Thousands showed up to the Celebrate Life Rally and March at Colorado’s Capitol Saturday to show support for ending legal abortion.
Christian music blared from the capitol steps and attendees, many of whom brought their children, carried signs with slogans like “Every life is worth living”, “I am the pro-life generation”, and “Unborn lives matter”.
Bethany Janzen of Students for Life of America, who was heralded as a young face of the anti-abortion movement, mourned what she referred to as the “innocent people who have been legally killed”, and asked the crowd to look around and acknowledge that “one of every four of us is missing today because of abortion.”
“We are abortion survivors,” Janzen added.
The Colorado Times Recorder asked around a dozen attendees why they believe women get abortions, to which nearly all of them replied that women are scared, and many of them insisted that women aren’t aware of the alternatives to abortion.
“There’s a lot of lies that the abortion industry tells them, that it’s just a tissue, that it’s not even a living person, and that it’s not going to affect them,” said Jennifer Johnson, who brought her two sons to the rally. “But I think that if they could encounter some of the pro-life services out there they would see that there’s another option.”

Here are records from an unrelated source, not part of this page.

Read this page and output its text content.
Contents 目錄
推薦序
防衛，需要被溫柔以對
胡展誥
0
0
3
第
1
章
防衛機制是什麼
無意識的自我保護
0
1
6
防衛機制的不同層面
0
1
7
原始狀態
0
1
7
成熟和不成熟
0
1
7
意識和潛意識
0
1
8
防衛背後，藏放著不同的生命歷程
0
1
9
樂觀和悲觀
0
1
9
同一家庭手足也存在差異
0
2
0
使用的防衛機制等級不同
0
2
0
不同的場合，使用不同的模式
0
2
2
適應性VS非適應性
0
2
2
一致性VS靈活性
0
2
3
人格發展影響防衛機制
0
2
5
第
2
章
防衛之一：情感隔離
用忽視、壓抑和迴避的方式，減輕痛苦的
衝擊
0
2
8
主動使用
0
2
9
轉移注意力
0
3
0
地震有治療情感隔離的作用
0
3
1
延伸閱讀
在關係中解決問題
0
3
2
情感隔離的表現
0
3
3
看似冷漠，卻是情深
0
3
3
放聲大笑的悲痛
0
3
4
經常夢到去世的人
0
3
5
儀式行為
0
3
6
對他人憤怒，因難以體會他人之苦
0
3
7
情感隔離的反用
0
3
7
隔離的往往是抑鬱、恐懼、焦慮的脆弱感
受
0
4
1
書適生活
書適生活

Lauran Tilden, who attended the rally for the second year in a row with her two children, said she believes women terminate their pregnancies because they’re “afraid of the unknown” and “afraid of the responsibility”, and don’t realize that “it’s not going to ruin your life to love your child.”

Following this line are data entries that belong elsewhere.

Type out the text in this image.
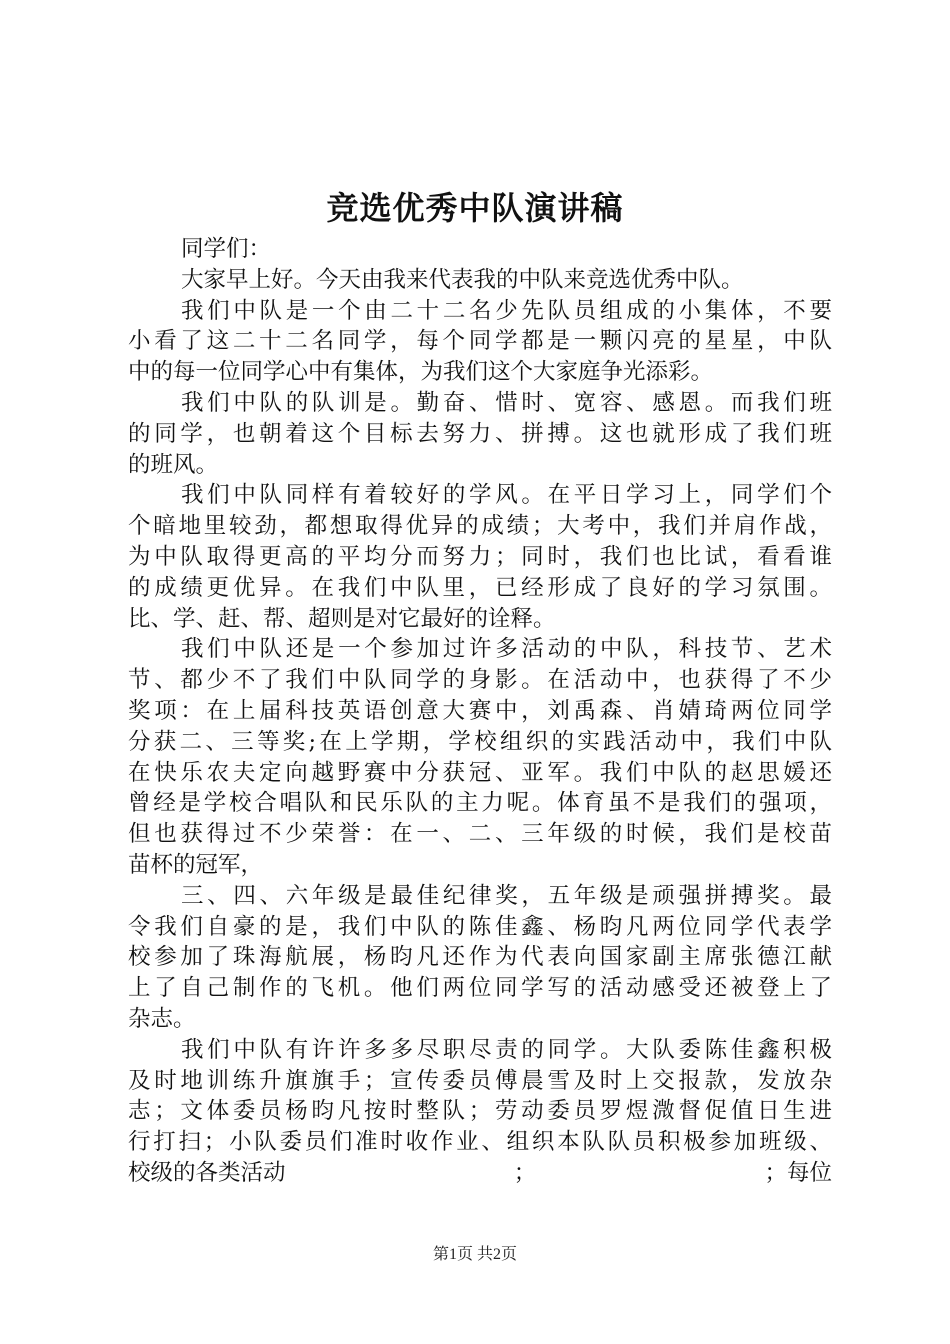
竞选优秀中队演讲稿
同学们：
大家早上好。今天由我来代表我的中队来竞选优秀中队。
我们中队是一个由二十二名少先队员组成的小集体，不要
小看了这二十二名同学，每个同学都是一颗闪亮的星星，中队
中的每一位同学心中有集体，为我们这个大家庭争光添彩。
我们中队的队训是。勤奋、惜时、宽容、感恩。而我们班
的同学，也朝着这个目标去努力、拼搏。这也就形成了我们班
的班风。
我们中队同样有着较好的学风。在平日学习上，同学们个
个暗地里较劲，都想取得优异的成绩；大考中，我们并肩作战，
为中队取得更高的平均分而努力；同时，我们也比试，看看谁
的成绩更优异。在我们中队里，已经形成了良好的学习氛围。
比、学、赶、帮、超则是对它最好的诠释。
我们中队还是一个参加过许多活动的中队，科技节、艺术
节、都少不了我们中队同学的身影。在活动中，也获得了不少
奖项：在上届科技英语创意大赛中，刘禹森、肖婧琦两位同学
分获二、三等奖;在上学期，学校组织的实践活动中，我们中队
在快乐农夫定向越野赛中分获冠、亚军。我们中队的赵思媛还
曾经是学校合唱队和民乐队的主力呢。体育虽不是我们的强项，
但也获得过不少荣誉：在一、二、三年级的时候，我们是校苗
苗杯的冠军，
三、四、六年级是最佳纪律奖，五年级是顽强拼搏奖。最
令我们自豪的是，我们中队的陈佳鑫、杨昀凡两位同学代表学
校参加了珠海航展，杨昀凡还作为代表向国家副主席张德江献
上了自己制作的飞机。他们两位同学写的活动感受还被登上了
杂志。
我们中队有许许多多尽职尽责的同学。大队委陈佳鑫积极
及时地训练升旗旗手；宣传委员傅晨雪及时上交报款，发放杂
志；文体委员杨昀凡按时整队；劳动委员罗煜溦督促值日生进
行打扫；小队委员们准时收作业、组织本队队员积极参加班级、
校级的各类活动	；	；每位
第1页 共2页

Tilden said she used to be pro-choice, but says her views changed when she started to look into the science. “My children’s DNA is different from my own, even though they did share my body, they were a different person from the beginning, that really changed my mind.”
“I can make my choices for me, but I can’t tell them what they should do to their body,” Tilden added, “and so that’s why it made more sense for me to go pro-life.”
The march is part of a nationwide wave of marches and rallies held each year around the anniversary of the Roe vs. Wade decision, which legalized abortion for all Americans nearly forty-five years ago.